I begrudge buying potatoes.  Whether we’re talking about 5 lbd bags from the grocer or exotic purple potatoes from the market, I resent the very act of purchasing these stables. In my mind, potatoes are cheap sustenance.  Which is not to detract from their deliciousness – there is nothing quite like fresh baby potatoes or fluffy mashed potatoes or perfectly roasted russets. I do like potatoes.  I just don’t like buying them!

But I’ve also never grown them. Potatoes don’t have the luster of sweet tomatoes.  They can’t be trained to climb like our nibble squash.  They don’t demand the spotlight like peppers or corn.  And so, despite my resentment, I have always bought potatoes.  Until this year. It was with a light heart that I set about planting potatoes in tires this spring. I’d learned about the solution to my urban garden potato dilemma earlier in the year and with a renewed vigour for local eating, I happily set about stacking tires and shoveling dirt.

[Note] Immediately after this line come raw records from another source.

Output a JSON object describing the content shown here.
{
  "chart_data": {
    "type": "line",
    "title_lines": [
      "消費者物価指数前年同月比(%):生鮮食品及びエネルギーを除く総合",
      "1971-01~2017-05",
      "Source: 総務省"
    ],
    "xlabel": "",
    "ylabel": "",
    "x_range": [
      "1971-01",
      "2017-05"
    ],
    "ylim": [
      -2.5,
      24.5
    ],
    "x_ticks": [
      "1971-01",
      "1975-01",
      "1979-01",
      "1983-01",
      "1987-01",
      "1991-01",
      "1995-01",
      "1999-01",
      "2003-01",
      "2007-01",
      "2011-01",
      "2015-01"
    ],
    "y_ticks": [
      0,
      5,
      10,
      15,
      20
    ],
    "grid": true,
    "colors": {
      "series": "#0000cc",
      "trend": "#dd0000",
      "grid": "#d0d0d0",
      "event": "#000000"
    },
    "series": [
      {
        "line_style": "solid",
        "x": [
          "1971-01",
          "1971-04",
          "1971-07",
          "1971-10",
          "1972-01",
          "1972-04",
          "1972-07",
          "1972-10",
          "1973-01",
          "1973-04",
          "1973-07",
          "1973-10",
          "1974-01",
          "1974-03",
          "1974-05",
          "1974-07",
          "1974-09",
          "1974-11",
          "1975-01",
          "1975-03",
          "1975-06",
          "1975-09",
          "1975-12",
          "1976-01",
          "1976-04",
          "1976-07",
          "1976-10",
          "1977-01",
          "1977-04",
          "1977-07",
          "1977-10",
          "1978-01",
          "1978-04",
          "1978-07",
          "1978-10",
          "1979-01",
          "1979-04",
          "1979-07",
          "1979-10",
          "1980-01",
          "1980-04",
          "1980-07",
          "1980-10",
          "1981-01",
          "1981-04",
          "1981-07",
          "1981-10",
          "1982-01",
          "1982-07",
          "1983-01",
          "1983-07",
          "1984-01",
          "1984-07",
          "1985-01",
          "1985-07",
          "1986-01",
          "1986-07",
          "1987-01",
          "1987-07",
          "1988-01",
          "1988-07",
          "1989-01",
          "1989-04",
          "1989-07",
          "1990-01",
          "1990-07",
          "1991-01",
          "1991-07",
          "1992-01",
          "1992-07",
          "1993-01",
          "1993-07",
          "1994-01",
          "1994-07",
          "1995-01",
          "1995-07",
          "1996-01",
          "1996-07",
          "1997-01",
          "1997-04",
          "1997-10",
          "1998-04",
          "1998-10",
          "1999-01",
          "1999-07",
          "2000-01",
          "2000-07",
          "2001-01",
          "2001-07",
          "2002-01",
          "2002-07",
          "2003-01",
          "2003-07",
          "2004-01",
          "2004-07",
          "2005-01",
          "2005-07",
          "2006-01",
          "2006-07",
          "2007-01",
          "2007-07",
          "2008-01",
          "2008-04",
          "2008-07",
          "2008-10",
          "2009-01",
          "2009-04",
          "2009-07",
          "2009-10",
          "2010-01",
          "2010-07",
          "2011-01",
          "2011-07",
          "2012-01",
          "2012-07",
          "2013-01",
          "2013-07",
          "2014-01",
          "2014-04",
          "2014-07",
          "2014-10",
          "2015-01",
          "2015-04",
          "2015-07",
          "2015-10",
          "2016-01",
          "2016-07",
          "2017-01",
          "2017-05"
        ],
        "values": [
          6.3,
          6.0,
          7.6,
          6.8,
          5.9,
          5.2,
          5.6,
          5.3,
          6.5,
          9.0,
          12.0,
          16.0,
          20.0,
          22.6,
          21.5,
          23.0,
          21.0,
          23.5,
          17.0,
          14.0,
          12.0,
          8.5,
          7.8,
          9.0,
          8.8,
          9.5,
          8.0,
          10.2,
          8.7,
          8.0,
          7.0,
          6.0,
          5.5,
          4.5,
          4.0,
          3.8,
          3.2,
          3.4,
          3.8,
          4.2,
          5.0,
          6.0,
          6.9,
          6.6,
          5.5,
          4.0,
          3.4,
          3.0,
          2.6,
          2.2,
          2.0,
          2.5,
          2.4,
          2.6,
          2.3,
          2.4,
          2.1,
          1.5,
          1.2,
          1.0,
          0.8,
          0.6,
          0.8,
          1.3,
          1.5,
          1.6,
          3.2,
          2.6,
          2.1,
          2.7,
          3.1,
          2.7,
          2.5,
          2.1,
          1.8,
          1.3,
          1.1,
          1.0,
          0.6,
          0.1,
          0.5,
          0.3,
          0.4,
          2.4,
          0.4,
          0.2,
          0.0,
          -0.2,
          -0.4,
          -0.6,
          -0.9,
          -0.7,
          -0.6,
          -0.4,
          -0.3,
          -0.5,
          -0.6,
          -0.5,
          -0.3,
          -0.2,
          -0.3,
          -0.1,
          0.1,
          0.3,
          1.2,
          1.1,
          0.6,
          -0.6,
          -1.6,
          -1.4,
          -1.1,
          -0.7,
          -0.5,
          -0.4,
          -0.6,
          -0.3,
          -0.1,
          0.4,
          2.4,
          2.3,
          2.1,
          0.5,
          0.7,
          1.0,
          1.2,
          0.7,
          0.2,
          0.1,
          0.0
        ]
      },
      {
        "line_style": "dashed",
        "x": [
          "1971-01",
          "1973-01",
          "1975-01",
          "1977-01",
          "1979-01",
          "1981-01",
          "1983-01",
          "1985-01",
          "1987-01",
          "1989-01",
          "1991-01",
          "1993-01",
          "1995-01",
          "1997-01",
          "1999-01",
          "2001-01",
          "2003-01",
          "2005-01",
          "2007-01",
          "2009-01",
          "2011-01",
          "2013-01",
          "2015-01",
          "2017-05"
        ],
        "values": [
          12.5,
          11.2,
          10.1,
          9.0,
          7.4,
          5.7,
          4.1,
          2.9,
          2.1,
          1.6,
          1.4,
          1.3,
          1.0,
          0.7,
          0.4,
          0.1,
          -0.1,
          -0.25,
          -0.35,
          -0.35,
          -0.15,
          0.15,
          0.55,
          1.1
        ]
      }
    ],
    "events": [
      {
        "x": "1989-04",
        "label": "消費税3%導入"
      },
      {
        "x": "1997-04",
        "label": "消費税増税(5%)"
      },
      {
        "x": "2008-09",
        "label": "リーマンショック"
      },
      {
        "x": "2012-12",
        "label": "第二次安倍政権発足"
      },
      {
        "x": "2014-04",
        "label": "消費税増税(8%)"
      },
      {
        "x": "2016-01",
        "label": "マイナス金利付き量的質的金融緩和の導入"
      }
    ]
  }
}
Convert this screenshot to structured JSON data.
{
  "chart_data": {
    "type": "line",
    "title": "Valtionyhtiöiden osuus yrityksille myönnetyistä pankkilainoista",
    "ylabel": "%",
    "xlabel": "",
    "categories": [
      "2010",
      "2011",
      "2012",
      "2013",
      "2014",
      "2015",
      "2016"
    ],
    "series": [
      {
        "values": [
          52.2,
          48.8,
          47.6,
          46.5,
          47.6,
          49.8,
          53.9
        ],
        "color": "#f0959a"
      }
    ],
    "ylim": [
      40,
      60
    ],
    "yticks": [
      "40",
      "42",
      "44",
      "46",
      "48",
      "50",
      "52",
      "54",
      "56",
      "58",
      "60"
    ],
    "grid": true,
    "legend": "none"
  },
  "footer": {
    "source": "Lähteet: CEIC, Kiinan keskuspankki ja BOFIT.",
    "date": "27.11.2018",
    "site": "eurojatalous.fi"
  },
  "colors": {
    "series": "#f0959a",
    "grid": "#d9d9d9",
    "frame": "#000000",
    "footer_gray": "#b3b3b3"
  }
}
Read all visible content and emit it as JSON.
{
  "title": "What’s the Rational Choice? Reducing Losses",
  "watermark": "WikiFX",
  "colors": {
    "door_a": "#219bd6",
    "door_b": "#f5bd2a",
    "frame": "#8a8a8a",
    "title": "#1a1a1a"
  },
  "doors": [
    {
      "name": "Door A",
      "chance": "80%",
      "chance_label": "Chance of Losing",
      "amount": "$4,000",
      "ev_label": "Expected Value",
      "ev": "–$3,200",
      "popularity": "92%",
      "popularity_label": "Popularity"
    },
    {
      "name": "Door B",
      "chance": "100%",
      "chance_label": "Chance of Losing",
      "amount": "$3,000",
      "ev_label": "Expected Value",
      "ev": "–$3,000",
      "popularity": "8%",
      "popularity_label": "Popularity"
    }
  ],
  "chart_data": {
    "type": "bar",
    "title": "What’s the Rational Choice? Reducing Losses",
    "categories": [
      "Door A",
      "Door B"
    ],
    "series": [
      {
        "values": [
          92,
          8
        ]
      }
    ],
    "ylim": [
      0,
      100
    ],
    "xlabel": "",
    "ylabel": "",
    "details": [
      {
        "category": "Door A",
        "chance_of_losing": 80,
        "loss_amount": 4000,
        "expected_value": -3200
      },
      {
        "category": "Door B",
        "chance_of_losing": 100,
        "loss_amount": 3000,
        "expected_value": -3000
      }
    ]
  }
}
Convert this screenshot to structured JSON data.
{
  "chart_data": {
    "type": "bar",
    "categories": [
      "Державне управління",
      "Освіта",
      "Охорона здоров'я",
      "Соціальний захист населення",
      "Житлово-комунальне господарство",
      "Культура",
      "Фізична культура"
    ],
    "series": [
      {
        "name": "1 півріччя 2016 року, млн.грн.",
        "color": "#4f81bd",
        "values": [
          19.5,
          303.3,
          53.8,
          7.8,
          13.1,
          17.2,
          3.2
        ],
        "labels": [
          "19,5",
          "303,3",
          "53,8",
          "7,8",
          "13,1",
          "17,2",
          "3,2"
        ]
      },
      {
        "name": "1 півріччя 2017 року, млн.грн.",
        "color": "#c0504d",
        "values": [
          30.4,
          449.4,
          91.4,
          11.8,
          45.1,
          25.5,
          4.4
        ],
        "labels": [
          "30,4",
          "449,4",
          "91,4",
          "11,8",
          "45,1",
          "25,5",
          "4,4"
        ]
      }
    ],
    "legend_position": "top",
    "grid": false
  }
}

layers of potatoes growing in stacked tires

layers of potatoes growing in stacked tires

Ironically, or not, it was my mother-in-law who first suggested that I plant potatoes in tires.  Ironically, because she doesn’t garden. Perhaps not so ironically because it seems more often that not the keys to sustainable living lie in knowledge of generations past. When my mother in law was a girl, tires were stacked, filled with dirt, and planted with seasonally appropriate varieties of potatoes.  When the early potatoes were ready, they were harvested and the top tire was knocked to the ground, and so on.  After a trip to the neighbourhood mechanic with a request for old tires, we spent an afternoon building our potato tower.

Now here is where things went not-as-well as they could have gone. We planted potatoes stacked in tires four high, with an early variety in the top two tiers and a later variety on the bottom two tiers.  We planted all four layers at once, per my mother-in-laws instructions. I should have researched instead of following blindly! About six weeks later, the top layer of potatoes had flowered and was ready for harvest.  Unfortunately the second layer of potatoes was sending shoots into the top layer, but hadn’t yet produced mature potatoes. It was nearly impossible to harvest layer one without damaging layer two.  The harvest was somewhat tedious, and the yield not as substantial as it could have been. None the less, we’ve enjoyed a fabulous crop of home grown potatoes this year, and since they flourish in the cooler weather of the early fall, we will continue to do so for another couple months as we dive into the bottom rung.

kids helping to wash potatoes - yum

kids helping to wash potatoes - yum

A little research has revealed the proper tire-potato technique, which will surely help with smooth potato adventures next year:

1. pick a nice sunny spot.

2. lay couple inches of dirt in the bottom tire. place about 5 seed potatoes (of a late season variety) in the tire, with the “eyes” (buds) pointing up.  These potatoes will benefit from chitting (storing them in a dark place for a week or two so that they start to sprout shoots), but they can do without since they are late season varieties. cover with dirt until it is level with the top of the tire.

3. when the shoots are about 8 inches tall, add a second tire and repeat the process, again using a late season variety.

4. repeat step 3 for the top two tires, using early or mid season varieties, which require chitting

5. water potatoes really well twice a week.  potatoes don’t like to swim, but they do like a good drink all the way to the bottom of your tire stack. potatoes are very resilient and will grow in almost anything.  that said, they prefer a slightly acid soil (ph 5.8-6.5) that is light and loose.

The tires act as a “heat sink”, which causes lateral roots to grow.  What that means for you is more potatoes.  It’s a good thing!  Plus, the tires are saved from a truly sad fate in the landfill.

A final tip for good potatoes – dig around in the dirt with your hand and pull some of the baby potatoes to make room for the others to grow. I know you are supposed to let your potatoes dry out for a day or two before eating, but we’ve taken to boiling the baby potatoes for dinner the night they are pulled, and they are a thing of beauty with a little butter and a dash of salt.